神レベル1
闇へ対峙しようとしたところで、視界が急変した。白と黒だけの世界から、色のある現実世界へと視界が変わっていく。
目をカッと開き、上体を起こす。また俺はどこかへ寝かされていたようだ。
「リーダー、起きましたよー。」
ゆみさんの声が聞こえる。
「おー大分早かったな。」
美里さんの声も聞こえた。さっきまでのは何だったのだろう。まさか、夢落ちとかじゃないだろうな。あんなに苦労したのだから、現実であってほしい。
「どうだった、私の用意した特訓ステージは?」
「あれ、準備したのあなただったんですか。」
「そうよ。私の能力。」
そういえば美里さんの能力ってなんなのだろう。そりゃ勿論組織のリーダーにふさわしいだけの能力なんだろうな。
「で、なんで俺にあんなことをさせたんですか。」
「それは、何の役にも立たない人間を組織に置いておくわけにはいかないからでしょ。後、一人称。」
しまった、長年の習慣が抜けずに、また「俺」を使ってしまった。いや、でも今回は違う気がする。能力の使い分けの様なものだと思う。意識を”俺”と”僕”で区別することによって、能力を使い分ける感じだろう。
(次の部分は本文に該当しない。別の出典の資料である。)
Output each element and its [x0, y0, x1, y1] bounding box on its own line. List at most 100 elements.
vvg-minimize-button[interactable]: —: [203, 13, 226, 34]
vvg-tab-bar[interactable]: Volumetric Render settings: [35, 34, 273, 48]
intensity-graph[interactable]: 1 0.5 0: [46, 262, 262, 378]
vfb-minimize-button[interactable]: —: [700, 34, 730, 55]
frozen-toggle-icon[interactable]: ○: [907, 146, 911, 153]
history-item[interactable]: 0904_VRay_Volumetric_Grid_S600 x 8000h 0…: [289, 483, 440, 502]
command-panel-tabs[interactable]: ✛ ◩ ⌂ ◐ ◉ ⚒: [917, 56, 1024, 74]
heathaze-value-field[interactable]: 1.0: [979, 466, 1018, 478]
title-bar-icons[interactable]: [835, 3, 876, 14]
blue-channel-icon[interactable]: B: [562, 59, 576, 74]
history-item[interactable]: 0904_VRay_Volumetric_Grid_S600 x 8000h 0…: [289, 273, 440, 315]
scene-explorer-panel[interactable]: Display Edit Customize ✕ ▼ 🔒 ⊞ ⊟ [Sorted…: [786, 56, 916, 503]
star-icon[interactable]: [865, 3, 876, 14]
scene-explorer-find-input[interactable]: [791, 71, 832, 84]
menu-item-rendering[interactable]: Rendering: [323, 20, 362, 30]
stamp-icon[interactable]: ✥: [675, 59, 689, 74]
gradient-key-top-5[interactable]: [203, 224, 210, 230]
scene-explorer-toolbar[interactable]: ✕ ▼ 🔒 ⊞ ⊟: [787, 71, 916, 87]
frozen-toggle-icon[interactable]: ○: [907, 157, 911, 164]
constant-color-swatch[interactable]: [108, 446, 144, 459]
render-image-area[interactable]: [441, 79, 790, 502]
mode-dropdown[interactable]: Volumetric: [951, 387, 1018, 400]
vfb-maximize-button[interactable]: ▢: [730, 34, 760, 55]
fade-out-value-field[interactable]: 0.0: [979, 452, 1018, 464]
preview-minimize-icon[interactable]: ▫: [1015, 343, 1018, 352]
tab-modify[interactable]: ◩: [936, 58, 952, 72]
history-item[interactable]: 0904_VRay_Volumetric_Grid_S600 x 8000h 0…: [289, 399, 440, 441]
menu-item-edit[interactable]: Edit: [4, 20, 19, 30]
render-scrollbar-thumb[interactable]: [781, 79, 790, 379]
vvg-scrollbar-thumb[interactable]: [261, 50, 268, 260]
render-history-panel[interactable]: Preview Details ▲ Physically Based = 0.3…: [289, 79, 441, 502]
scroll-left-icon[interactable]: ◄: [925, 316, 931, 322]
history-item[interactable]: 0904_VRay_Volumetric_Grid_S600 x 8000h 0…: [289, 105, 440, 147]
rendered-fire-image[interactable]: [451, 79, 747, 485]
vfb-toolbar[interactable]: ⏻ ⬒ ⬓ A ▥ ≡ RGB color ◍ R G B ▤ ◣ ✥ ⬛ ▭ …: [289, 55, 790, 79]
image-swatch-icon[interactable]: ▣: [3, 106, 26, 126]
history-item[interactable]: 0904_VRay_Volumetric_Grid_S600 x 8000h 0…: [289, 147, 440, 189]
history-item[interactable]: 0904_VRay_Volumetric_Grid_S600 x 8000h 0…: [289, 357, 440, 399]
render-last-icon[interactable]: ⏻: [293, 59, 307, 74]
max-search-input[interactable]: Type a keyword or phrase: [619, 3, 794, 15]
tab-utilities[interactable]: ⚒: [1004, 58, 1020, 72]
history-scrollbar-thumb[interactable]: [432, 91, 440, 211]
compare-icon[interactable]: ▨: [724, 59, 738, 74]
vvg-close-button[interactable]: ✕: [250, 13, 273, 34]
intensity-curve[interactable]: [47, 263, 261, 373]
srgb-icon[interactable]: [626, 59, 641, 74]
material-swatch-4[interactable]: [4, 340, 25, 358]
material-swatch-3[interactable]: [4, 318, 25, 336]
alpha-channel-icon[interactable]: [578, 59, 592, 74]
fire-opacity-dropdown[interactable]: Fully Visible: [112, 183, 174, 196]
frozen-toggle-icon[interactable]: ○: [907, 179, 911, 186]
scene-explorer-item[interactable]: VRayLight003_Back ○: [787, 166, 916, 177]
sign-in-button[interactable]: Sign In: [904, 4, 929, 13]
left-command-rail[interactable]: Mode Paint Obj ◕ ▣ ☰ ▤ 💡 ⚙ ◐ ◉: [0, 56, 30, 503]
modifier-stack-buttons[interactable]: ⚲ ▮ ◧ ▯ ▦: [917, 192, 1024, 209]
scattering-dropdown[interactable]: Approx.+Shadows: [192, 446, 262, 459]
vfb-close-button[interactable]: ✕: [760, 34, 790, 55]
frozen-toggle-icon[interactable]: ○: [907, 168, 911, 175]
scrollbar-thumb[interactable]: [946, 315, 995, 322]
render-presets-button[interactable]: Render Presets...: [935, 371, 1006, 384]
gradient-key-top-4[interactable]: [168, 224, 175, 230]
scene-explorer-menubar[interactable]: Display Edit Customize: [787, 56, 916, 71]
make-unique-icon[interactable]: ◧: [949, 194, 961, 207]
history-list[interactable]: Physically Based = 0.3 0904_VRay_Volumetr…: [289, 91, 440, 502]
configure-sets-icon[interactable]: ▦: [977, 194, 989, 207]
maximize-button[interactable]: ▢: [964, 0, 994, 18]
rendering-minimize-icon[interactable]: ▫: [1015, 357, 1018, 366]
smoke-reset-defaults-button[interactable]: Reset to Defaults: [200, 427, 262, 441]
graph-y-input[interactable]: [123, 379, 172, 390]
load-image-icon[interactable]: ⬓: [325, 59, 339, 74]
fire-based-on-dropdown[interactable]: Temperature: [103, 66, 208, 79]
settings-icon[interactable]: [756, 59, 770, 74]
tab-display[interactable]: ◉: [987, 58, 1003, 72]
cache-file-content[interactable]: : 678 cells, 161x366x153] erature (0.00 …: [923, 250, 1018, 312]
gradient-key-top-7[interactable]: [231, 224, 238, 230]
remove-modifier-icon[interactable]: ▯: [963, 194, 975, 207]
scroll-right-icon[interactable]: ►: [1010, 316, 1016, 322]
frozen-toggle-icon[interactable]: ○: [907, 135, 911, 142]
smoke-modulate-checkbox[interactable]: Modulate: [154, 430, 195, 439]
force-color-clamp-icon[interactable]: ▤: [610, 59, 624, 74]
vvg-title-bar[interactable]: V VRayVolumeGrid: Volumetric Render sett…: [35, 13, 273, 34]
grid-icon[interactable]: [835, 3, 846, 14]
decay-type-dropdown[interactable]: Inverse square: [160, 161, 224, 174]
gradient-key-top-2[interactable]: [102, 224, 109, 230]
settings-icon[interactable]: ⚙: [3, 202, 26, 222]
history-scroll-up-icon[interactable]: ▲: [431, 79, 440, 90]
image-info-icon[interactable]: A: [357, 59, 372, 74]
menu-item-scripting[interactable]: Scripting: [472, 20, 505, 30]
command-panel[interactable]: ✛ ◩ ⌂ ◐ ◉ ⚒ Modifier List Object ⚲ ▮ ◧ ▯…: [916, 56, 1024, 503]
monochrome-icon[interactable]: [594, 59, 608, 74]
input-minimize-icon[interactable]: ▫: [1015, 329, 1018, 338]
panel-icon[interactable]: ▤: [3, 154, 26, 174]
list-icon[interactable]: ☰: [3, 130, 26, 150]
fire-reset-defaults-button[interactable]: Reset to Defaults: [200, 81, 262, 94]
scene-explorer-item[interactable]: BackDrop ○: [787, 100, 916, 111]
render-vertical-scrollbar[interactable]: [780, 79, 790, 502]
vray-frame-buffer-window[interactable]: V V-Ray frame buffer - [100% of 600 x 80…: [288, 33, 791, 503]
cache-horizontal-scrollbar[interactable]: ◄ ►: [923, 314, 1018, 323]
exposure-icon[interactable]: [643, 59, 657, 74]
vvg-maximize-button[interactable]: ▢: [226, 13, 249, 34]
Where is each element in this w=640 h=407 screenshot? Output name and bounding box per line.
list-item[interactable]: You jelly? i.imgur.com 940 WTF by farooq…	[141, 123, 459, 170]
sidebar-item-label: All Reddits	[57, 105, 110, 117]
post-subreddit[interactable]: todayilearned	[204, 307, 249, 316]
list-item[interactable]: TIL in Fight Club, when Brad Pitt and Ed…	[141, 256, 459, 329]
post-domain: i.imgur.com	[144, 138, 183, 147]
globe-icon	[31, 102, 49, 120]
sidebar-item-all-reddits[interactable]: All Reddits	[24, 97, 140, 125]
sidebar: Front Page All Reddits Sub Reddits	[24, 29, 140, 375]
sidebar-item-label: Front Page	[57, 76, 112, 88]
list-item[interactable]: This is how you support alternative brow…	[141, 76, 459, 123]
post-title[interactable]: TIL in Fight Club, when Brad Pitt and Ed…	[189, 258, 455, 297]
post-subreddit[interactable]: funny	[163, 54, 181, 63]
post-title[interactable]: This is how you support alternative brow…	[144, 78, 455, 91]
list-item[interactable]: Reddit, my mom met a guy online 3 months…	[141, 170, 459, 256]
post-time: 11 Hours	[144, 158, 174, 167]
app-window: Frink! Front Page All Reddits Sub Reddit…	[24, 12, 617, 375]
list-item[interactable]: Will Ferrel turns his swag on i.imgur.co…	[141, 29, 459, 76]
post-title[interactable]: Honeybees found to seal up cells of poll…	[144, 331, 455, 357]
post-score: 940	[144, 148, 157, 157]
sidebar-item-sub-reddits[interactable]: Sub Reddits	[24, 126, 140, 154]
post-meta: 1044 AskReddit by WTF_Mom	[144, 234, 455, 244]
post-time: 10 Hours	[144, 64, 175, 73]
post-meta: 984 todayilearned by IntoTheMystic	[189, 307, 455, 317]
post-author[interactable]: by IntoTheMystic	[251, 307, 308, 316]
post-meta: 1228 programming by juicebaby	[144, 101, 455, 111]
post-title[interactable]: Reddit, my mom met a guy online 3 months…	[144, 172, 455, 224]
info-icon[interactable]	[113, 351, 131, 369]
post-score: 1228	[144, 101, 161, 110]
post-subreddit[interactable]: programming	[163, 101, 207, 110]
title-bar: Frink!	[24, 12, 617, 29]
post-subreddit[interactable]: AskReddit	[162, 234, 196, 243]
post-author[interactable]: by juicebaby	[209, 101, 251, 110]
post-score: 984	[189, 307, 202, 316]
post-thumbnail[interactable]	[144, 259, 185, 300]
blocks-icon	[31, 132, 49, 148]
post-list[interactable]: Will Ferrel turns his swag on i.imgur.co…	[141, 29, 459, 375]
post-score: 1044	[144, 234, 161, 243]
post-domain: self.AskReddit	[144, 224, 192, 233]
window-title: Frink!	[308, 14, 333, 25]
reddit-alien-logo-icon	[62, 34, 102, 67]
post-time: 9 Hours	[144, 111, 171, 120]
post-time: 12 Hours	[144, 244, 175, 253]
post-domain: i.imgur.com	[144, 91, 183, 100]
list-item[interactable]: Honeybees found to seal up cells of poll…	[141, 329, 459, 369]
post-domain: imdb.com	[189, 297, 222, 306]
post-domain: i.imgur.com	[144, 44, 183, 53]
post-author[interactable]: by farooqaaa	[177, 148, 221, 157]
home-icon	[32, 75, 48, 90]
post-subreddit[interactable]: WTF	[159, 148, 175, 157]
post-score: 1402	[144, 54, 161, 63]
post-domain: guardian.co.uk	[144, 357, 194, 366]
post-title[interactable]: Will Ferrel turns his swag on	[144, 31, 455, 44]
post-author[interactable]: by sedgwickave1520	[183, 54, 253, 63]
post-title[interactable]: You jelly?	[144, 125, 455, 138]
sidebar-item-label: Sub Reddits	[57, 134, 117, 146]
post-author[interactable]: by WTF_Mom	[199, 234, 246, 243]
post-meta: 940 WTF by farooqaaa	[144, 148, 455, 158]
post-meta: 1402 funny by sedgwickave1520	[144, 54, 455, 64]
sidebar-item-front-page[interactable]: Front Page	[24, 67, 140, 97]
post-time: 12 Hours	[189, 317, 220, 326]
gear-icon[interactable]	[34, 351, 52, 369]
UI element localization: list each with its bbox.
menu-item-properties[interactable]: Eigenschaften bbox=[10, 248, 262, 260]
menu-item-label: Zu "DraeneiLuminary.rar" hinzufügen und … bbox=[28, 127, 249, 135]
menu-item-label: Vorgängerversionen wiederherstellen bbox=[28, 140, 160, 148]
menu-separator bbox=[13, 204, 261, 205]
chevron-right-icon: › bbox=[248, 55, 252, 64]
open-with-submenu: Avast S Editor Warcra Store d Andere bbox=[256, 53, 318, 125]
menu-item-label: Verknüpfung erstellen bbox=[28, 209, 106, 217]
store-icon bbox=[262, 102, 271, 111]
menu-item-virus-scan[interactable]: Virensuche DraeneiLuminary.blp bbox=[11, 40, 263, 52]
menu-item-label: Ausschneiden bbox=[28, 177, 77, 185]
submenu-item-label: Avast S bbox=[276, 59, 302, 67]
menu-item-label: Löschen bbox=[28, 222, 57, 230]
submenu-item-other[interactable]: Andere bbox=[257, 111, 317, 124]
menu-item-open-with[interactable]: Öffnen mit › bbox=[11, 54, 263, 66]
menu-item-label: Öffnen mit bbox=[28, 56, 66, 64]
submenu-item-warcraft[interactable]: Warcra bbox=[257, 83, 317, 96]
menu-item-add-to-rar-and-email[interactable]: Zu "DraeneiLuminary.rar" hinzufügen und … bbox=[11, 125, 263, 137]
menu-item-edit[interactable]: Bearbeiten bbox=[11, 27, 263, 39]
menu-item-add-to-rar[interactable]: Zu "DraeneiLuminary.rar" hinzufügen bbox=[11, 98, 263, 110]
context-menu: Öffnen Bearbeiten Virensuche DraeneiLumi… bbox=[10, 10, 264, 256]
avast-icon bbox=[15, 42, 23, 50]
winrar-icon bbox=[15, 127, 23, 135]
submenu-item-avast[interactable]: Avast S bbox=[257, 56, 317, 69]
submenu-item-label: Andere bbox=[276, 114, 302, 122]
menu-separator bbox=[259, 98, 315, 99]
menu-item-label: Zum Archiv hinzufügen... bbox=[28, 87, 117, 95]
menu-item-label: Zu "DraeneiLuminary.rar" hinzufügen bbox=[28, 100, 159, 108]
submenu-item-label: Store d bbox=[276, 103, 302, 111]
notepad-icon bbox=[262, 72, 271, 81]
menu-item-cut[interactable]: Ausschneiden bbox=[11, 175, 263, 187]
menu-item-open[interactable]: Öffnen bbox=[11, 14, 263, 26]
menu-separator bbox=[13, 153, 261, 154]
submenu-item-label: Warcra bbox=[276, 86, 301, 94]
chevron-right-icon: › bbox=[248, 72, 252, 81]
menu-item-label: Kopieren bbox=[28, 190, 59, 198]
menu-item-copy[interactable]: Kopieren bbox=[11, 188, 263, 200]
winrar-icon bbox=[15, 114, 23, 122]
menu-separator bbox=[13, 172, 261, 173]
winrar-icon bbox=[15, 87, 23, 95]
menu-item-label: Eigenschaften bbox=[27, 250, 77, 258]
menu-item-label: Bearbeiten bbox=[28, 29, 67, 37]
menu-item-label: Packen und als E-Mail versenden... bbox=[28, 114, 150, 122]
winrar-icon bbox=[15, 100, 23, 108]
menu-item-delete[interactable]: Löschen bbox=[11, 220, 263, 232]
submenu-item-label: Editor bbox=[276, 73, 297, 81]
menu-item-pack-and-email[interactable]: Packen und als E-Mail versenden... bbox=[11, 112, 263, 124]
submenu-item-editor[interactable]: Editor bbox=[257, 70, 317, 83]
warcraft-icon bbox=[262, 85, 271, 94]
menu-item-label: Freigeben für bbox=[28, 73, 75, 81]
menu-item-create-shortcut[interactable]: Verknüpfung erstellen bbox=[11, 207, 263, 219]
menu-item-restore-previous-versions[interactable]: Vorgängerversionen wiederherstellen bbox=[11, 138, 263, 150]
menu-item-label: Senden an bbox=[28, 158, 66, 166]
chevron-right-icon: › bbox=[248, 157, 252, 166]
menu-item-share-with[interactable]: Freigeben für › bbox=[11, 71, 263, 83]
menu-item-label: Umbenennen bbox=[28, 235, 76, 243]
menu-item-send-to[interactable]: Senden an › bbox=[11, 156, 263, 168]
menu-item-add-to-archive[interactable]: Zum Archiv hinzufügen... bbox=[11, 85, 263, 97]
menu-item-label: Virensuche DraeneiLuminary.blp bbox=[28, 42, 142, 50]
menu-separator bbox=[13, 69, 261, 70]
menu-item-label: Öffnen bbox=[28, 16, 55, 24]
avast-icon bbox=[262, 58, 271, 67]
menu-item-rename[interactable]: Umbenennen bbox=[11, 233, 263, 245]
「じゃあ、特訓の成果と行かせてもらおう。何かここに創ってみてくれ。」
「そう簡単そうに言わないでくださいよ。使えるかわかないんですから」
「使えないと困ることになるのは君だぞ?」
俺はそんな会話をしながらも、集中する。出現させるのは、さっき成功した剣がいいだろう。
”我が手に剣を出現させよ!”
光が手の中で生まれる。そして、四方へと延びていき、逆十字の剣を創る。
「上等よ。ちょっとその剣こっちに貸してみてくれるかしら?」
俺は美里さんに剣を手渡す。彼女は受け取った剣を大きく振りかぶり、目の前にある机に向かって振り下ろす。